Talk the talk and...well, you know the rest. So although he’s characteristically dismissive of the market’s ability to affect public good, smug counterculturalist turned trend watcher Gerald Celente is right for the wrong reasons when he accuses sustainability of being “a trend driven more by economic survival—to make ends meet, to boost profits, and to assuage guilt—than by intellectual pursuit.”

Hartman Group’s Peringer would agree. Short of widespread regulation demanding sustainable practices or economic meltdown that intensifies the pain beyond toleration, consumers won’t rush to adopt sustainability. Yet, the group has identified six marketable values that fall under the umbrella of sustainability, values that retailers can find opportunity to sell into:

• Health

• Local

• Simplicity

• Control over their surroundings

• Social responsibility

• Environmental responsibility.

Though U.S. consumers typically show little patience for paying for social experiments as purchase options on their consumable goods — despite what they say to market researchers — Peringer believes nevertheless retailers who insert the language of those values into their marketing communications can begin to capitalize on the emotion of sustainability.

Bearing in mind, of course, that for now the going may be slow. The mass market may be making small changes in their own sustainability contribution, but they appear to be for the most part only changes that cost them little money, time or convenience — turning off the water while brushing their teeth is her example. Meanwhile, it’s prudent to remember that Europe, the bleeding edge in social design by American standards, currently supports a sustainable market share of only about 10 percent, only about 5 percent of Sweden’s farms — the globe’s pioneer — are organic, and if every square mile of land in the continental United States were one giant farm, the organic field would take up an area roughly equal to half of Rhode Island.

The logical view of sustainability from the grocery marketer’s view is the same way Peringer’s boss, Harvey Hartman, views the organic foods movement. Hartman, who has pronounced “natural” officially dead as a marketing term because it’s been so universalized as to be meaningless, says at the heart of all — sustainable, natural, organic or local — lies a search for “authenticity.”

Such authenticity, that is, eating “real” food from “real” places with “real” stories, is an attempt by culturally adrift consumers to rediscover social networks sharing the same values. That explains, he says, community supported agriculture, for instance. In that way, although organic consumption begins as an attempt (for the most part, an unsupported one) to “eat healthier,” it ultimately turns into a way to appease the separation anxiety created when farmers moved away from consumers and vice-versa.
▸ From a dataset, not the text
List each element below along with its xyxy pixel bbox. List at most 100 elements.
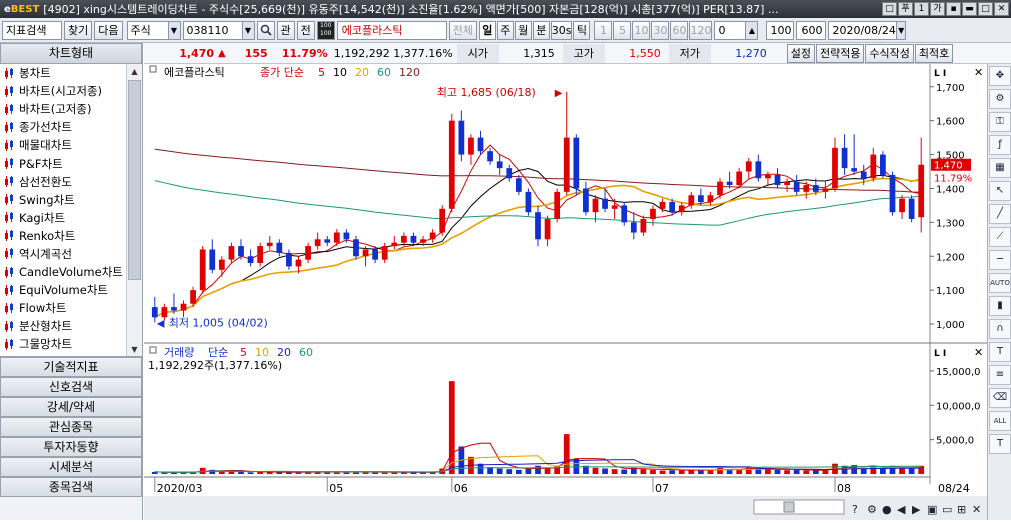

It’s part of a wider search for authenticity that has spawned innovative marketing campaigns like Unilever’s Dove brand’s “Real Beauty” campaign, an effort that nothing short of brilliantly has cemented together around Dove a community of every woman who ever felt resentment toward the professional beauty machine. By treating consumers as people again, worthy of more involvement than just selling soap or cereal or beef to, authenticity deepens the meaning of a brand, says Harvard Business School professor John Deighton, who just commented on the phenomenon in the Journal of Interactive Marketing. For tomorrow’s marketers, Deighton argues, the old exaggeration must bow to authenticity.

As green baker Ron Shaich observed of the meteoric growth of his Panera Bread, now the 17th largest U.S. food-service company, selling $1.9 billion worth of sustainable artisenal bread per year: “...Customers weren’t looking for commodity food. They wanted to feel special in a world in which they were not.” How you accomplish that remains the difficult part, but what better definition of the essence of sustainability could you ask for than that?